All the builder can do is assure people that, yes, the River Park Square redevelopment project will be ready for its scheduled Aug. 20 opening.
Goebel is the first to admit the massive downtown project looks like it still has a long way to go.
“I understand the public perception,” said Goebel, owner of Robert Goebel General Contractor. “I know half of this town. My phone rings every day with people asking about it.”
Getting it done won’t be easy.
Close to 400 ironworkers, carpenters and other contractors are working on the project around the clock, rushing to complete the five-story structure that will contain shops, restaurants and movie theaters.
Contractors have been working double shifts for six months, and triple shifts for six weeks, Goebel said. Already, half of the project’s overtime budget has been spent, he said.
“We have the manpower to do it, we have the materials to do it, we just have to do it,” Goebel said.
David Shea, president of Goebel’s competitor, Shea Construction Inc., thinks it’s possible.
“I think it’s a doable deal,” Shea said. “But it’s a big push. It’s going to take the sort of monstrous effort that he’s exerting there.”
Part of the perception problem is that much of the completed work is out of sight, while the public can clearly see the exposed girders and crane in what is supposed to be a glass-enclosed atrium.
The project also fell behind schedule because of its complexity and some enormous logistical obstacles, Goebel said.
Included among them are having to work between the current Nordstrom store, which needed to stay open during the project, and the new Nordstrom building, which also will open Aug. 20.
Also complicating the project is the lack of a staging area, with only Main Street as an access point, and the need to keep the parking garage open during construction.
The project also is being slowed by “design issues,” Goebel said.
Because River Park Square’s construction was timed to be completed with the adjacent Nordstrom store, Callison Architects in Seattle couldn’t finish its designs before the start of construction, he said.
The result is that some details of the building are still being designed.
“It’s difficult to manage,” Goebel said. “It’s difficult to order things when you don’t know what they are.”
None of that has been a surprise, project developer Betsy Cowles said.
“We always knew it would be that sort of project,” Cowles said. “With the numerous delays getting city approval, it meant (designs) had to wait until we could really get going, vs. having six months to a year to work on plans.”
She expressed confidence in Goebel’s ability to deliver the project on time.

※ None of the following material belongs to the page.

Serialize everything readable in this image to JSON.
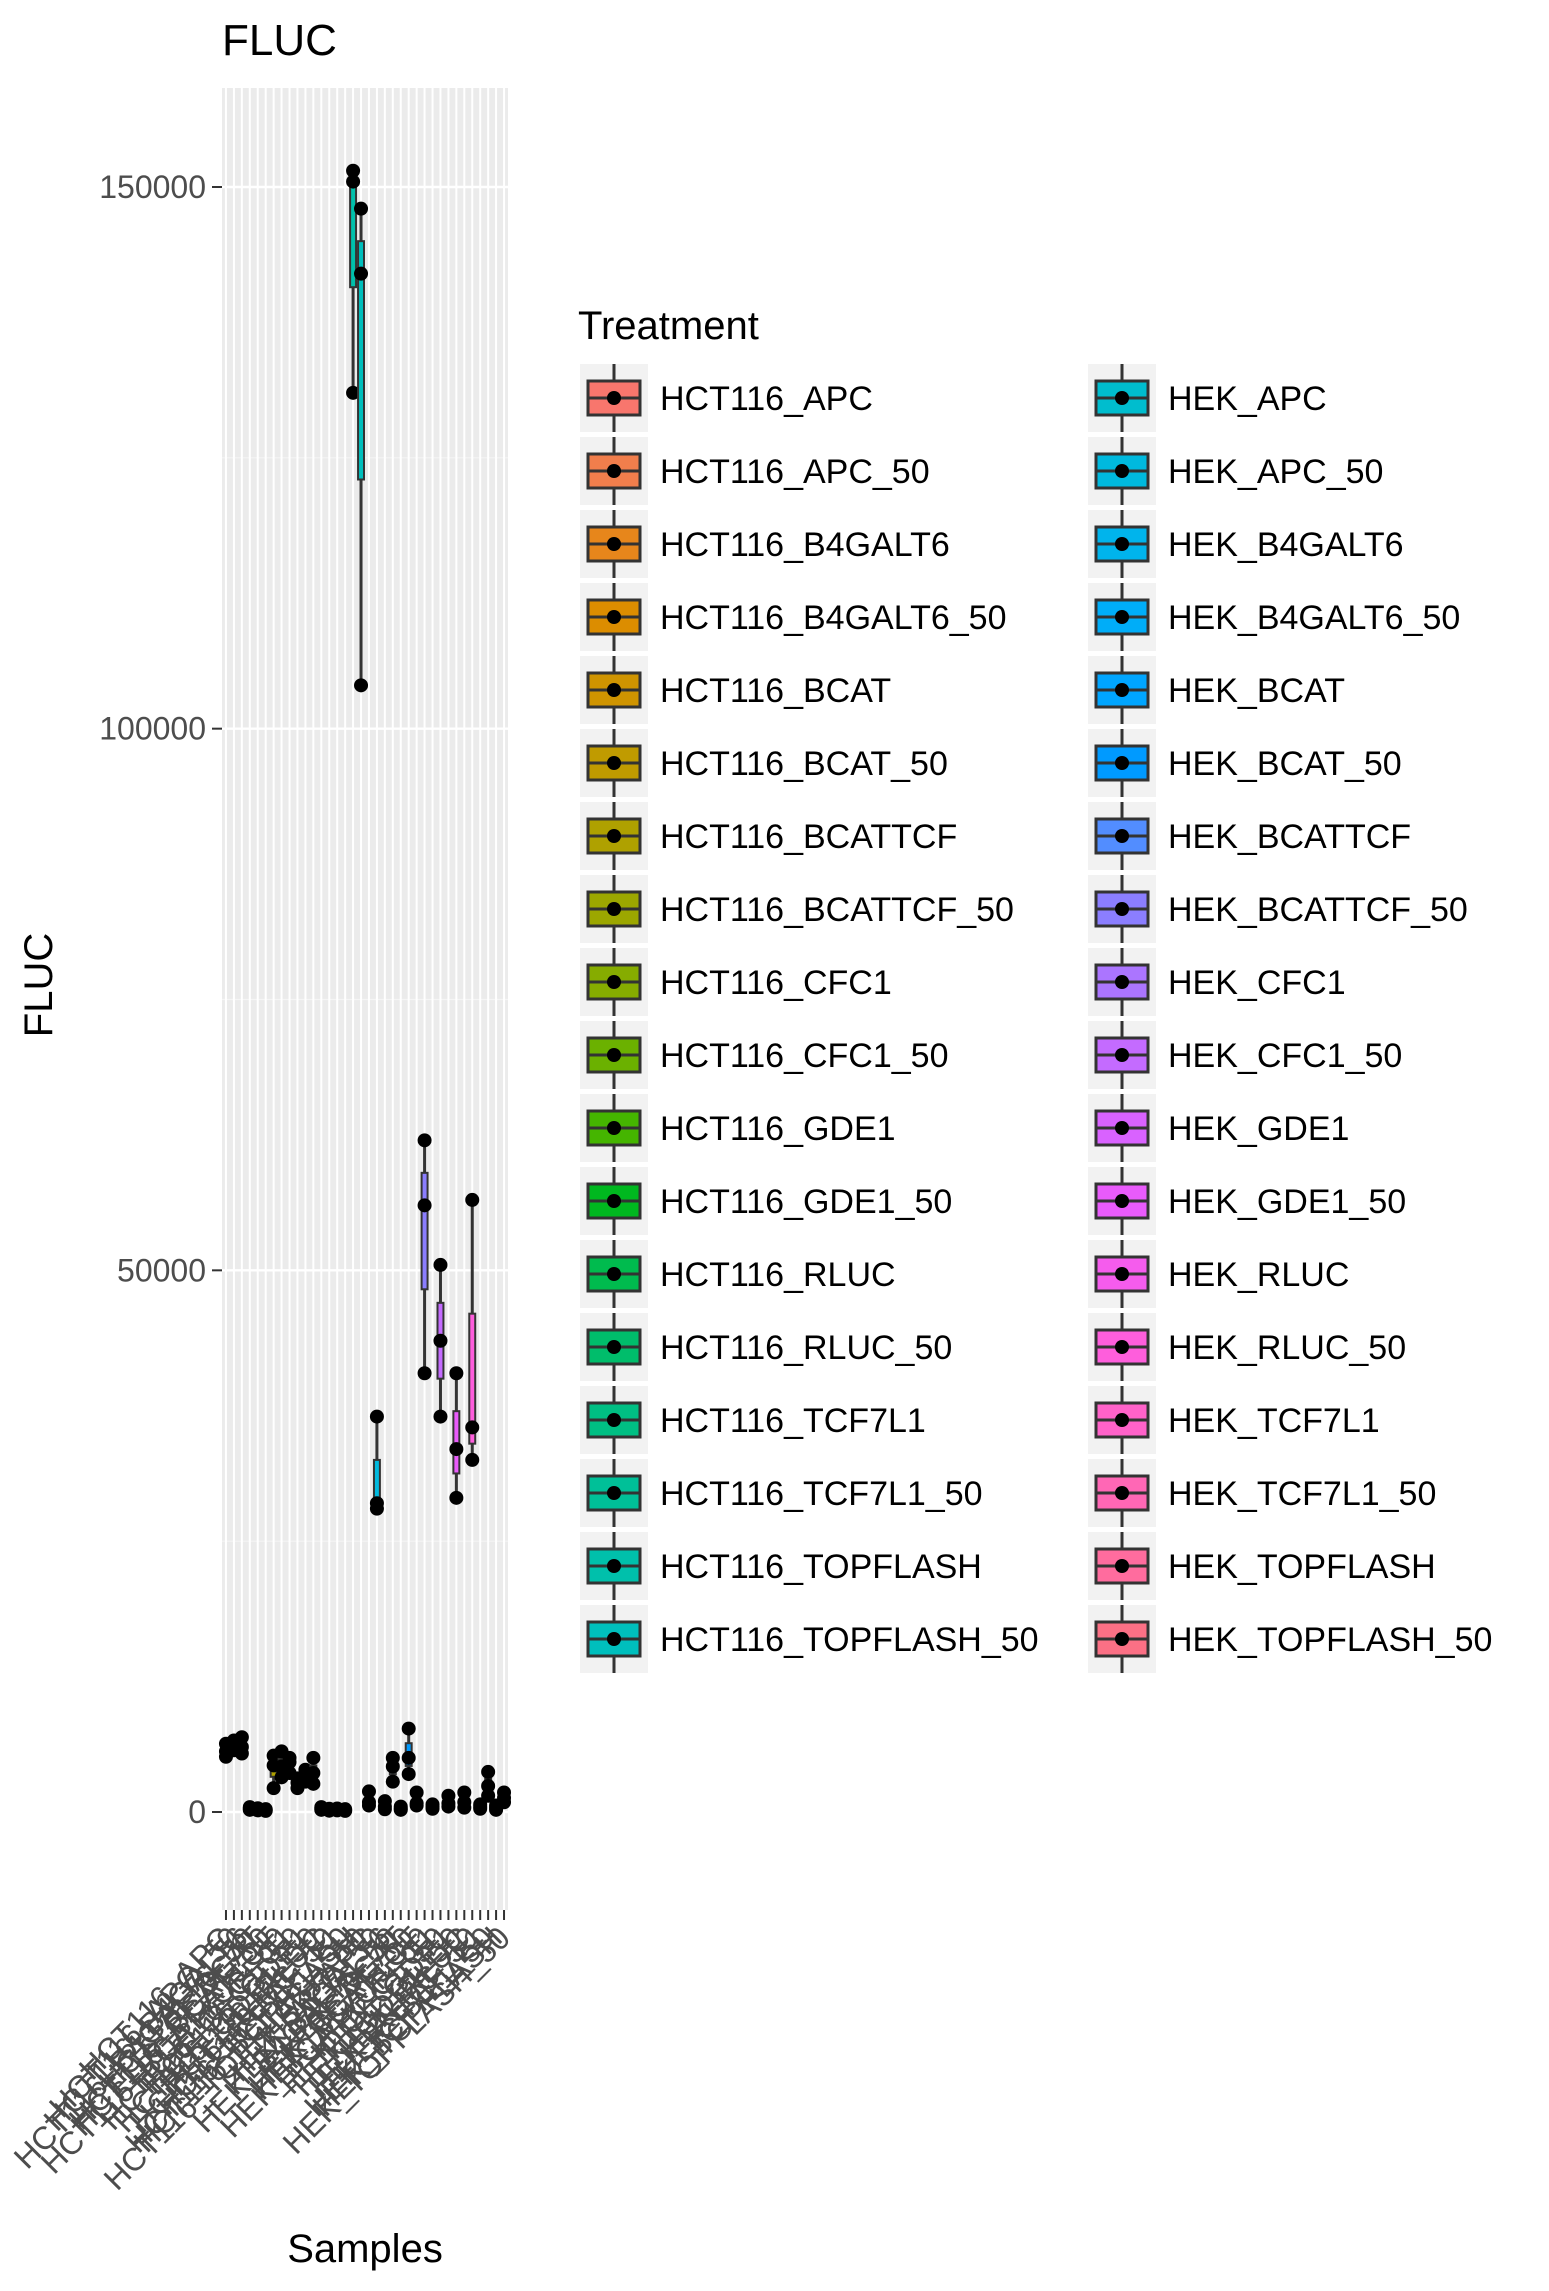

“Terry’s a very solid contractor and there’s no question we’re going to get open on Aug. 20,” she said.
Of course, there’s a difference between open and done, and there’s a chance some tenants may be finishing their space after the opening date.
“They have made commitments to be done, but we have no control over that,” Cowles said.
It’s the tenant’s contractors that actually will be doing much of the work that will make River Park Square look less like a construction site and more like a shopping complex, by putting up the stores’ walls, shelves and decor.
“All they get is a concrete slab,” Goebel said.
WHAT’S NEXT The River Park Square tenants will begin taking over their spaces this week, starting with Anderson & Emami and proceeding with one a week for the next 10 weeks.